LGBT identity formation throughout the lifespan is rarely a static, universal process that transcends all nuances of social identity influences. We will examine theoretical models, the influence of social identities such as race in creating differing patterns, and the impact of social media on identity formation. Clinical implications for these pertinent identity formation milestones will be discussed.
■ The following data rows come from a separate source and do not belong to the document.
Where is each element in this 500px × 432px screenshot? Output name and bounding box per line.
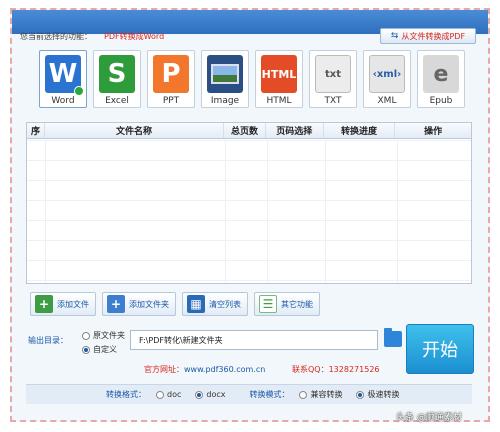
selected-check-icon xyxy=(74,86,84,96)
format-option-doc[interactable]: doc xyxy=(156,390,181,399)
word-glyph: W xyxy=(48,59,78,89)
format-word[interactable]: W Word xyxy=(39,50,87,108)
ppt-glyph: P xyxy=(161,59,181,89)
website-link[interactable]: www.pdf360.com.cn xyxy=(184,365,265,374)
fast-label: 极速转换 xyxy=(367,390,400,399)
website-label: 官方网址： xyxy=(144,365,184,374)
other-functions-button[interactable]: ☰ 其它功能 xyxy=(254,292,320,316)
format-label: TXT xyxy=(324,96,342,106)
doc-label: doc xyxy=(167,390,182,399)
html-glyph: HTML xyxy=(261,67,297,81)
conversion-options-bar: 转换格式： doc docx 转换模式： 兼容转换 极速转换 xyxy=(26,384,472,404)
txt-glyph: txt xyxy=(324,68,341,80)
format-label: HTML xyxy=(266,96,292,106)
format-xml[interactable]: ‹xml› XML xyxy=(363,50,411,108)
column-divider xyxy=(225,140,226,283)
radio-compatible[interactable] xyxy=(299,390,308,399)
radio-custom[interactable] xyxy=(82,345,90,354)
add-file-icon: + xyxy=(35,295,53,313)
to-pdf-label: 从文件转换成PDF xyxy=(401,31,466,41)
format-label: PPT xyxy=(162,96,180,106)
website-info: 官方网址：www.pdf360.com.cn xyxy=(144,364,265,375)
add-folder-label: 添加文件夹 xyxy=(129,299,169,309)
column-header-progress[interactable]: 转换进度 xyxy=(324,123,396,138)
output-custom-option[interactable]: 自定义 xyxy=(82,344,117,355)
clear-list-icon: ▦ xyxy=(187,295,205,313)
docx-label: docx xyxy=(206,390,226,399)
column-divider xyxy=(45,140,46,283)
excel-icon: S xyxy=(99,55,135,93)
html-icon: HTML xyxy=(261,55,297,93)
format-label: XML xyxy=(377,96,397,106)
epub-icon: e xyxy=(423,55,459,93)
qq-info: 联系QQ：1328271526 xyxy=(292,364,380,375)
excel-glyph: S xyxy=(107,59,127,89)
action-bar: + 添加文件 + 添加文件夹 ▦ 清空列表 ☰ 其它功能 xyxy=(30,292,320,316)
column-divider xyxy=(325,140,326,283)
function-value: PDF转换成Word xyxy=(104,32,165,41)
compatible-label: 兼容转换 xyxy=(310,390,343,399)
radio-doc[interactable] xyxy=(156,390,164,399)
add-file-label: 添加文件 xyxy=(57,299,89,309)
table-header: 序 文件名称 总页数 页码选择 转换进度 操作 xyxy=(27,123,471,139)
output-path-value: F:\PDF转化\新建文件夹 xyxy=(139,335,223,345)
add-folder-icon: + xyxy=(107,295,125,313)
epub-glyph: e xyxy=(433,61,449,87)
picture-icon xyxy=(211,64,239,84)
word-icon: W xyxy=(45,55,84,96)
radio-source[interactable] xyxy=(82,331,90,340)
mode-option-compatible[interactable]: 兼容转换 xyxy=(299,389,342,400)
qq-value: 1328271526 xyxy=(328,365,380,374)
format-label: Image xyxy=(210,96,240,106)
format-option-docx[interactable]: docx xyxy=(195,390,225,399)
add-file-button[interactable]: + 添加文件 xyxy=(30,292,96,316)
mode-option-fast[interactable]: 极速转换 xyxy=(356,389,399,400)
column-header-filename[interactable]: 文件名称 xyxy=(45,123,225,138)
ppt-icon: P xyxy=(153,55,189,93)
column-header-actions[interactable]: 操作 xyxy=(395,123,471,138)
start-button[interactable]: 开始 xyxy=(406,324,474,374)
clear-list-label: 清空列表 xyxy=(209,299,241,309)
column-header-pages[interactable]: 总页数 xyxy=(224,123,266,138)
output-source-label: 原文件夹 xyxy=(93,331,125,340)
format-html[interactable]: HTML HTML xyxy=(255,50,303,108)
file-table[interactable]: 序 文件名称 总页数 页码选择 转换进度 操作 xyxy=(26,122,472,284)
format-epub[interactable]: e Epub xyxy=(417,50,465,108)
format-label: Excel xyxy=(105,96,129,106)
other-functions-label: 其它功能 xyxy=(281,299,313,309)
column-divider xyxy=(397,140,398,283)
table-body xyxy=(27,140,471,283)
mode-option-label: 转换模式： xyxy=(249,390,290,399)
format-option-label: 转换格式： xyxy=(106,390,146,399)
xml-glyph: ‹xml› xyxy=(372,68,402,80)
output-source-option[interactable]: 原文件夹 xyxy=(82,330,125,341)
format-label: Epub xyxy=(429,96,453,106)
output-custom-label: 自定义 xyxy=(93,345,117,354)
image-icon xyxy=(207,55,243,93)
browse-folder-icon[interactable] xyxy=(384,328,402,347)
function-label: 您当前选择的功能： xyxy=(20,32,92,41)
format-ppt[interactable]: P PPT xyxy=(147,50,195,108)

Lesbian, gay, bisexual, and transgender identity formation is rarely a static, universal process that transcends all nuances of social identities such as age, race, ethnicity, culture, socioeconomic class. One of the first and most-referenced model of gay and lesbian identity formation, the Cass Theory of Lesbian & Gay Identity Formation (1979), listed a six-stage process. However, the canons of LGBT literature offer competing paradigms, compelling us to consider discourses in nature versus nurture, biology versus environment, and essentialism versus social constructionism. Whether such paradigms are located on dichotomous or continuum scales shift our perspective on the rigidity or fluidness of developmental milestones over the individual’s lifespan. Indeed, our social and historical contexts do not cater to tidy, orderly, and linear-stage theories of identity development. The impact of one’s social identities, such as race, ethnicity, culture, socioeconomic status, geographical and physical location, greatly influence the path towards identity formation. These nuances provide counter-narratives to dislodge any set and pre-determined pathways. LGBT identity formation develops through negotiating a desire for authenticity with the demands for self preservation. Health policies, insurance guidelines, federal and state laws, and historical stereotypes makes one hop in and out of the LGBT closet door. More accurately, there are usually not just one door to go through; sometimes it is a brick wall on the other side of the door, sometimes it is Narnia on the other side. The advent proliferation of “status update” on social media means that a posting of “I am gay/bi/trans” in large fonts quickly expels one from the closet. But it also means that there is no going back in – how does this new media affect identity formation in youths? By tracing the LGBT identity formation milestones along one’s lifespan and the variations along this continuum, we begin to unravel the complexities of understanding and addressing the needs of our clients.